Make no mistake about it. Through the New Testament’s emphasis on the subjects of love of God and love of neighbors people forget that God is a god of justice, judgment, and hatred to boot. However, the prophet David and other mortal human beings are not alone in their biblical hatred of sin and people who sin, for it is written:
“For I, the LORD, love justice; I hate robbery for burnt offering; I will direct their work in truth, And will make with them an everlasting covenant.” (Isaiah 61:8)

“21 I hate, I despise your feast days, And I do not savor your sacred assemblies. 22 Though you offer Me burnt offerings and your grain offerings, I will not accept [them,] Nor will I regard your fattened peace offerings.” (Amos 5.21-22)

“‘Let none of you think evil in your heart against your neighbor; And do not love a false oath. For all these [are things] that I hate,’ Says the LORD.” (Zechariah 8.17)

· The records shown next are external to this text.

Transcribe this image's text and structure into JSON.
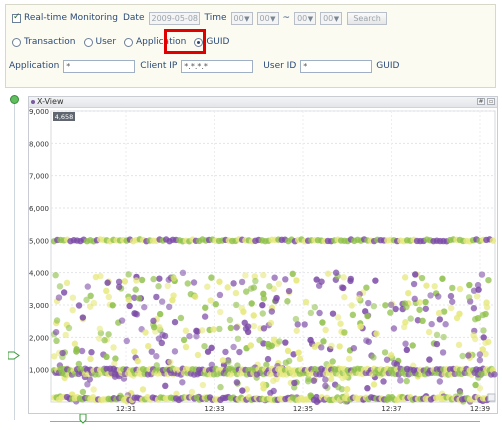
{
  "filter": {
    "realtime_label": "Real-time Monitoring",
    "date_label": "Date",
    "date_value": "2009-05-08",
    "time_label": "Time",
    "time_from_h": "00",
    "time_from_m": "00",
    "time_sep": "~",
    "time_to_h": "00",
    "time_to_m": "00",
    "search_label": "Search",
    "radios": {
      "transaction": "Transaction",
      "user": "User",
      "application": "Application",
      "guid": "GUID"
    },
    "application_label": "Application",
    "application_value": "*",
    "client_ip_label": "Client IP",
    "client_ip_value": "*.*.*.*",
    "user_id_label": "User ID",
    "user_id_value": "*",
    "guid_label": "GUID"
  },
  "xview": {
    "title": "X-View",
    "current_badge": "4,658"
  },
  "colors": {
    "purple": "#7b4aa6",
    "green": "#8fc04a",
    "yellow": "#e6e87a",
    "highlight": "#e00000"
  },
  "chart_data": {
    "type": "scatter",
    "title": "X-View",
    "y_ticks": [
      "1,000",
      "2,000",
      "3,000",
      "4,000",
      "5,000",
      "6,000",
      "7,000",
      "8,000",
      "9,000"
    ],
    "x_ticks": [
      "12:31",
      "12:33",
      "12:35",
      "12:37",
      "12:39"
    ],
    "ylim": [
      0,
      9000
    ],
    "grid": true,
    "bands": [
      {
        "y": 5000,
        "description": "dense line of points"
      },
      {
        "y": 1000,
        "description": "dense line of points"
      }
    ],
    "scatter_range": [
      0,
      4000
    ],
    "series": [
      {
        "color": "#7b4aa6"
      },
      {
        "color": "#8fc04a"
      },
      {
        "color": "#e6e87a"
      }
    ]
  }
}
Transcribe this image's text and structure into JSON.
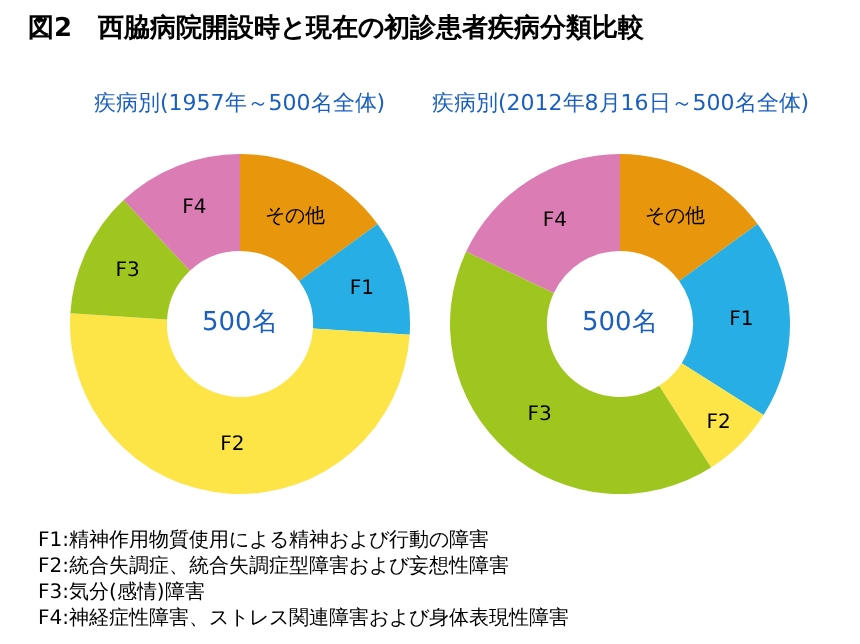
{
  "chart_data": [
    {
      "type": "donut",
      "title": "図2　西脇病院開設時と現在の初診患者疾病分類比較",
      "subtitle": "疾病別(1957年～500名全体)",
      "categories": [
        "その他",
        "F1",
        "F2",
        "F3",
        "F4"
      ],
      "values": [
        15,
        11,
        50,
        12,
        12
      ],
      "colors": [
        "#e8960c",
        "#27aee4",
        "#fde447",
        "#9fc61f",
        "#db7cb4"
      ],
      "annotations": [
        "500名"
      ],
      "legend": false
    },
    {
      "type": "donut",
      "subtitle": "疾病別(2012年8月16日～500名全体)",
      "categories": [
        "その他",
        "F1",
        "F2",
        "F3",
        "F4"
      ],
      "values": [
        15,
        19,
        7,
        41,
        18
      ],
      "colors": [
        "#e8960c",
        "#27aee4",
        "#fde447",
        "#9fc61f",
        "#db7cb4"
      ],
      "annotations": [
        "500名",
        "F1:精神作用物質使用による精神および行動の障害",
        "F2:統合失調症、統合失調症型障害および妄想性障害",
        "F3:気分(感情)障害",
        "F4:神経症性障害、ストレス関連障害および身体表現性障害"
      ],
      "legend": false
    }
  ]
}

“But this you have, that you hate the deeds of the Nicolaitans, which I also hate.” (Revelation 2.6)
And yes, based on anecdotal evidence apparently it is possible to hate and to love or cherish a common object simultaneously. Compare:
My heritage is to Me like a lion in the forest; It cries out against Me; Therefore I have hated it. (Jeremiah 12.8)

(“All their wickedness [is] in Gilgal, For there I hated them. Because of the evil of their deeds I will drive them from My house; I will love them no more. All their princes [are] rebellious.”) (Hosea 9.15)

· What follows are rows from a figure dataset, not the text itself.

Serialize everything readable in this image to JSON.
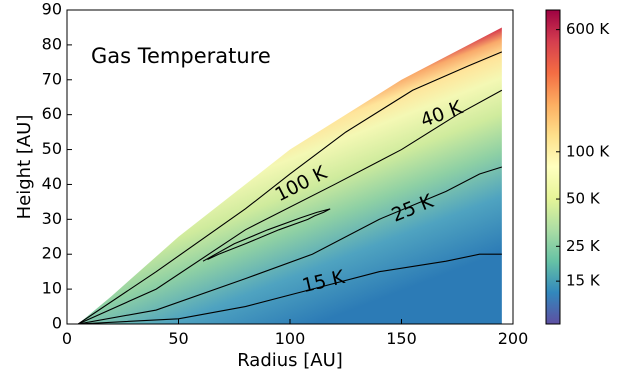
{
  "chart_data": {
    "type": "heatmap",
    "title": "Gas Temperature",
    "xlabel": "Radius [AU]",
    "ylabel": "Height [AU]",
    "xlim": [
      0,
      200
    ],
    "ylim": [
      0,
      90
    ],
    "xticks": [
      0,
      50,
      100,
      150,
      200
    ],
    "yticks": [
      0,
      10,
      20,
      30,
      40,
      50,
      60,
      70,
      80,
      90
    ],
    "grid": false,
    "colormap": "Spectral_r",
    "colorbar": {
      "scale": "log",
      "range_K": [
        8,
        800
      ],
      "ticks": [
        {
          "label": "600 K",
          "value": 600
        },
        {
          "label": "100 K",
          "value": 100
        },
        {
          "label": "50 K",
          "value": 50
        },
        {
          "label": "25 K",
          "value": 25
        },
        {
          "label": "15 K",
          "value": 15
        }
      ],
      "colors": [
        "#5e4fa2",
        "#3288bd",
        "#66c2a5",
        "#abdda4",
        "#e6f598",
        "#ffffbf",
        "#fee08b",
        "#fdae61",
        "#f46d43",
        "#d53e4f",
        "#9e0142"
      ]
    },
    "disk_surface": [
      [
        5,
        0
      ],
      [
        20,
        8
      ],
      [
        50,
        25
      ],
      [
        100,
        50
      ],
      [
        150,
        70
      ],
      [
        195,
        85
      ]
    ],
    "contours": [
      {
        "label": "15 K",
        "value": 15,
        "points": [
          [
            5,
            0
          ],
          [
            50,
            1.5
          ],
          [
            80,
            5
          ],
          [
            110,
            10
          ],
          [
            140,
            15
          ],
          [
            170,
            18
          ],
          [
            185,
            20
          ],
          [
            195,
            20
          ]
        ]
      },
      {
        "label": "25 K",
        "value": 25,
        "points": [
          [
            5,
            0
          ],
          [
            40,
            4
          ],
          [
            80,
            13
          ],
          [
            110,
            20
          ],
          [
            140,
            30
          ],
          [
            170,
            38
          ],
          [
            185,
            43
          ],
          [
            195,
            45
          ]
        ]
      },
      {
        "label": "40 K",
        "value": 40,
        "points": [
          [
            5,
            0
          ],
          [
            40,
            10
          ],
          [
            80,
            27
          ],
          [
            120,
            40
          ],
          [
            150,
            50
          ],
          [
            175,
            60
          ],
          [
            195,
            67
          ]
        ]
      },
      {
        "label": "100 K",
        "value": 100,
        "points": [
          [
            5,
            0
          ],
          [
            40,
            15
          ],
          [
            80,
            33
          ],
          [
            100,
            43
          ],
          [
            125,
            55
          ],
          [
            155,
            67
          ],
          [
            180,
            74
          ],
          [
            195,
            78
          ]
        ]
      }
    ],
    "loop_contour": [
      [
        61,
        18
      ],
      [
        75,
        23
      ],
      [
        90,
        27
      ],
      [
        105,
        30.5
      ],
      [
        112,
        32
      ],
      [
        115,
        32.5
      ],
      [
        118,
        33
      ],
      [
        115,
        32
      ],
      [
        111,
        31
      ],
      [
        108,
        30
      ],
      [
        95,
        27
      ],
      [
        80,
        23
      ],
      [
        68,
        20
      ],
      [
        63,
        18.5
      ]
    ]
  }
}
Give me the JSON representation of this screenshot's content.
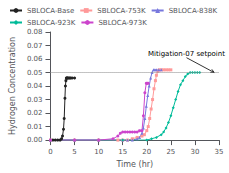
{
  "chart_data": {
    "type": "line",
    "xlabel": "Time (hr)",
    "ylabel": "Hydrogen Concentration",
    "xlim": [
      0,
      35
    ],
    "ylim": [
      0,
      0.08
    ],
    "xticks": [
      0,
      5,
      10,
      15,
      20,
      25,
      30,
      35
    ],
    "yticks": [
      {
        "value": 0,
        "label": "0.00"
      },
      0.01,
      0.02,
      0.03,
      0.04,
      0.05,
      0.06,
      0.07,
      0.08
    ],
    "grid": false,
    "legend": "upper left",
    "hlines": [
      {
        "y": 0.05,
        "color": "#888888",
        "line_style": "dotted"
      }
    ],
    "annotations": [
      {
        "text": "Mitigation-07 setpoint",
        "x": 26.5,
        "y": 0.061,
        "arrow_x": 34.0,
        "arrow_y": 0.05
      }
    ],
    "series": [
      {
        "name": "SBLOCA-Base",
        "color": "#222222",
        "marker": "circle",
        "x": [
          0.0,
          0.5,
          1.0,
          1.5,
          2.0,
          2.3,
          2.5,
          2.7,
          2.85,
          3.0,
          3.1,
          3.2,
          3.3,
          3.4,
          3.5,
          3.6,
          3.8,
          4.0,
          4.2,
          4.5,
          5.0
        ],
        "values": [
          0.0,
          0.0,
          0.0,
          0.0,
          0.0,
          0.001,
          0.003,
          0.008,
          0.016,
          0.031,
          0.04,
          0.044,
          0.046,
          0.046,
          0.046,
          0.046,
          0.046,
          0.046,
          0.046,
          0.046,
          0.046
        ]
      },
      {
        "name": "SBLOCA-753K",
        "color": "#ff9999",
        "marker": "square",
        "x": [
          0,
          5,
          10,
          14,
          15,
          16,
          17,
          18,
          19,
          19.5,
          20.0,
          20.3,
          20.6,
          20.9,
          21.2,
          21.5,
          21.8,
          22.0,
          22.3,
          22.6,
          23.0,
          23.5,
          24.0,
          24.5,
          25.0
        ],
        "values": [
          0.0,
          0.0,
          0.0,
          0.0,
          0.0,
          0.0,
          0.001,
          0.002,
          0.003,
          0.004,
          0.007,
          0.01,
          0.016,
          0.023,
          0.03,
          0.038,
          0.044,
          0.048,
          0.051,
          0.052,
          0.052,
          0.052,
          0.052,
          0.052,
          0.052
        ]
      },
      {
        "name": "SBLOCA-838K",
        "color": "#7777dd",
        "marker": "triangle",
        "x": [
          0,
          5,
          10,
          15,
          16,
          17,
          18,
          18.5,
          19.0,
          19.3,
          19.6,
          19.9,
          20.2,
          20.5,
          20.8,
          21.1,
          21.4,
          21.7,
          22.0,
          22.5,
          23.0
        ],
        "values": [
          0.0,
          0.0,
          0.0,
          0.0,
          0.0,
          0.0,
          0.001,
          0.002,
          0.005,
          0.009,
          0.016,
          0.025,
          0.033,
          0.04,
          0.046,
          0.05,
          0.052,
          0.052,
          0.052,
          0.052,
          0.052
        ]
      },
      {
        "name": "SBLOCA-923K",
        "color": "#00bb99",
        "marker": "diamond",
        "x": [
          0,
          5,
          10,
          15,
          20,
          21,
          22,
          23,
          23.5,
          24.0,
          24.5,
          25.0,
          25.5,
          26.0,
          26.5,
          27.0,
          27.5,
          28.0,
          28.5,
          29.0,
          29.5,
          30.0,
          30.5,
          31.0
        ],
        "values": [
          0.0,
          0.0,
          0.0,
          0.0,
          0.0,
          0.001,
          0.002,
          0.004,
          0.006,
          0.009,
          0.013,
          0.018,
          0.024,
          0.03,
          0.036,
          0.041,
          0.044,
          0.047,
          0.049,
          0.05,
          0.05,
          0.05,
          0.05,
          0.05
        ]
      },
      {
        "name": "SBLOCA-973K",
        "color": "#cc44cc",
        "marker": "circle",
        "x": [
          0,
          5,
          10,
          13,
          14,
          14.5,
          15.0,
          15.5,
          16.0,
          16.5,
          17.0,
          17.5,
          18.0,
          18.5,
          19.0,
          19.3,
          19.6,
          19.9,
          20.1,
          20.3
        ],
        "values": [
          0.0,
          0.0,
          0.0,
          0.001,
          0.003,
          0.005,
          0.006,
          0.006,
          0.006,
          0.006,
          0.006,
          0.006,
          0.006,
          0.007,
          0.007,
          0.018,
          0.035,
          0.042,
          0.042,
          0.042
        ]
      }
    ]
  }
}
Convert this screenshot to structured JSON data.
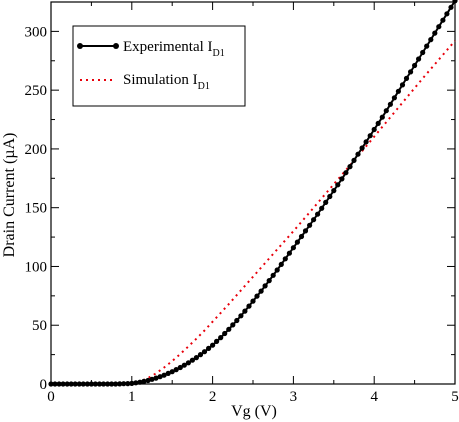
{
  "chart_data": {
    "type": "line",
    "xlabel": "Vg (V)",
    "ylabel": "Drain Current (µA)",
    "xlim": [
      0,
      5
    ],
    "ylim": [
      0,
      325
    ],
    "x_ticks": [
      "0",
      "1",
      "2",
      "3",
      "4",
      "5"
    ],
    "y_ticks": [
      "0",
      "50",
      "100",
      "150",
      "200",
      "250",
      "300"
    ],
    "legend_position": "top-left",
    "grid": false,
    "series": [
      {
        "name": "Experimental I",
        "name_sub": "D1",
        "style": "solid line with circle markers",
        "color": "#000000",
        "x": [
          0,
          0.2,
          0.4,
          0.6,
          0.8,
          1.0,
          1.1,
          1.2,
          1.3,
          1.4,
          1.5,
          1.6,
          1.7,
          1.8,
          1.9,
          2.0,
          2.1,
          2.2,
          2.3,
          2.4,
          2.5,
          2.6,
          2.7,
          2.8,
          2.9,
          3.0,
          3.1,
          3.2,
          3.3,
          3.4,
          3.5,
          3.6,
          3.7,
          3.8,
          3.9,
          4.0,
          4.1,
          4.2,
          4.3,
          4.4,
          4.5,
          4.6,
          4.7,
          4.8,
          4.9,
          5.0
        ],
        "y": [
          0,
          0,
          0,
          0,
          0,
          0.5,
          1.5,
          3,
          5,
          7.5,
          10.5,
          14,
          18,
          22.5,
          27.5,
          33,
          39.5,
          46.5,
          54,
          62,
          70.5,
          79,
          88,
          97,
          106.5,
          116,
          125.5,
          135,
          144.5,
          154.5,
          164.5,
          174.5,
          185,
          195.5,
          206,
          216.5,
          227,
          238,
          249,
          260,
          271,
          282,
          293,
          304,
          315,
          326
        ]
      },
      {
        "name": "Simulation I",
        "name_sub": "D1",
        "style": "dotted line",
        "color": "#e8000b",
        "x": [
          1.0,
          1.1,
          1.2,
          1.3,
          1.4,
          1.5,
          1.6,
          1.7,
          1.8,
          1.9,
          2.0,
          2.2,
          2.4,
          2.6,
          2.8,
          3.0,
          3.2,
          3.4,
          3.6,
          3.8,
          4.0,
          4.2,
          4.4,
          4.6,
          4.8,
          5.0
        ],
        "y": [
          0,
          2,
          5,
          9,
          14,
          19.5,
          25.5,
          32,
          38.5,
          45.5,
          53,
          68,
          83.5,
          99,
          114.5,
          130,
          146,
          162,
          178,
          194,
          210.5,
          227,
          243.5,
          260,
          276,
          292
        ]
      }
    ]
  }
}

26 And so all Israel will be saved, as it is written: “The Deliverer will come out of Zion, And He will turn away ungodliness from Jacob; 27 For this [is] My covenant with them, When I take away their sins.” 28 Concerning the gospel [they are] enemies for your sake, but concerning the election [they are] beloved for the sake of the fathers. 29 For the gifts and the calling of God [are] irrevocable. (Romans 11.26-30)
This would explain the mystery of those biblical texts which are popularly cited concerning divine hatred of sinners:
4 For You [are] not a God who takes pleasure in wickedness, Nor shall evil dwell with You. 5 The boastful shall not stand in Your sight; You hate all workers of iniquity. (Psalm 5.4-5)

The LORD tests the righteous, But the wicked and the one who loves violence His soul hates. (Psalm 11.5)

16 These six [things] the LORD hates, Yes, seven [are] an abomination to Him: 17 A proud look, A lying tongue, Hands that shed innocent blood, 18 A heart that devises wicked plans, Feet that are swift in running to evil, 19 A false witness [who] speaks lies, And one who sows discord among brethren. (Proverbs 6.16-19)
Let the reader search his or her own heart to determine what or whom it honestly hates and whether this hatred is just. In any case, let no one say that hatred is absolutely evil or that no particular kind of evil is just, because the Scriptures teach otherwise. Some hatred is bad and some is not.


Just as some hatred is bad while some hatred is good, some love is negative while some love is positive. Observe:
…Why do you boast in evil, O mighty man? The goodness of God [endures] continually. 2 Your tongue devises destruction, Like a sharp razor, working deceitfully. 3 You love evil more than good, Lying rather than speaking righteousness. Selah (Psalm 52.1-3)

And I said: “Hear now, O heads of Jacob, And you rulers of the house of Israel: [Is it] not for you to know justice? 2 You who hate good and love evil; Who strip the skin from My people, And the flesh from their bones; 3 Who also eat the flesh of My people, Flay their skin from them, Break their bones, And chop [them] in pieces Like [meat] for the pot, Like flesh in the caldron.” 4 Then they will cry to the LORD, But He will not hear them; He will even hide His face from them at that time, Because they have been evil in their deeds. (Micah 3.1-4)
Meanwhile, the result of love is not always a thing which is good. A relatively obvious example is to be found in 2 Samuel 13 (“After this Absalom the son of David had a lovely sister, whose name [was] Tamar; and Amnon the son of David loved her”).

So again it follows that just as some hatred is bad while some hatred is good, some love is negative while some love is positive.